The first semester of the Core sequence is a combined lecture and discussion survey course, team-taught by 12 or 13 faculty members, that aims at understanding the potentials and problems of our contemporary (shared) values by tracing their origin and development back to the 18th-century Enlightenment. Core II takes the form of interdisciplinary lecture and discussion courses, team taught by two professors from different departments but with overlapping interests, that foster a more in-depth analysis of themes approached in Core I. Core III, the capstone of the curriculum, affords the opportunity of a more intensive investigation of these same themes, facilitated by discussion and project-based seminars.

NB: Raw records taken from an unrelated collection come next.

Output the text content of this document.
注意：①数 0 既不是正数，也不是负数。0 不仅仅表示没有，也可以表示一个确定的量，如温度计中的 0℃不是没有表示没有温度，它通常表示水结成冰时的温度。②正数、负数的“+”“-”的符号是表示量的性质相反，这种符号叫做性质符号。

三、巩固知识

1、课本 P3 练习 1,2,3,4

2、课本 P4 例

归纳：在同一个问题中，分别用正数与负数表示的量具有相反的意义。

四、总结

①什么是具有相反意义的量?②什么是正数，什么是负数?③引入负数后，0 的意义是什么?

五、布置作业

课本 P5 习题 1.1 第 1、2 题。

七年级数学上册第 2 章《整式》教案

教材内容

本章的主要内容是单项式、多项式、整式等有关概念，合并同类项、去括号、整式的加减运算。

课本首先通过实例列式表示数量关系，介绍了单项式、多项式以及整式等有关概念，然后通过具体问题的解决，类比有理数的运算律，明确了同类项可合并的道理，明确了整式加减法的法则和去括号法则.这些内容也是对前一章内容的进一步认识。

The ethos of the Core Curriculum is grounded in the values of integrated and humanistic education that guided the inception of Scripps College more than 80 years ago. At the same time, the curriculum reflects important changes in the goals and techniques of education that have emerged since the school’s founding. The required humanities curriculum, in recognition of the ever-growing importance of specialized and skills-oriented learning, has been reduced from half of the Scripps student’s total courses to a three-course requirement. The definition of the disciplines included in “humanities” has been expanded to the sciences and social sciences. Finally, the Core actively encourages students not to take for granted the values and ideas that comprise their humanistic tradition and world view, both by extending an analysis of “the human” beyond the conventional confines of Europe and America and by encouraging students to investigate the serious exclusions from the enjoyment of humanism witnessed in the operations of class, gender, and race.
No doubt, these changes have enriched the general education requirement at Scripps. More important, they have done so without sacrificing what has always made this requirement at Scripps unique. The fact that Scripps retains a general education requirement just at the moment when other schools are dismantling them or replacing them with generic first-year seminars attests to the unique status of the Core Curriculum. These changes at other schools can be explained by the ever-increasing encroachment of disciplinary specialization and skills-based learning on the vision of broad and innovative learning and writing.
The Scripps curriculum is committed to disciplinary learning, but also recognizes that education in the disciplines is nourished by students’ early engagement with ideas and conversations that cut across disciplines and that engage a multiplicity of (sometimes divergent) perspectives. The value of this commitment to a broad and interdisciplinary general education experience is made evident in what are constantly invoked as two of Core’s most successful attributes: the participation of first-year students and first-semester sophomores in a common enterprise, and the active, committed cooperation of faculty from a variety of disciplines in the fashioning of an integrated curriculum.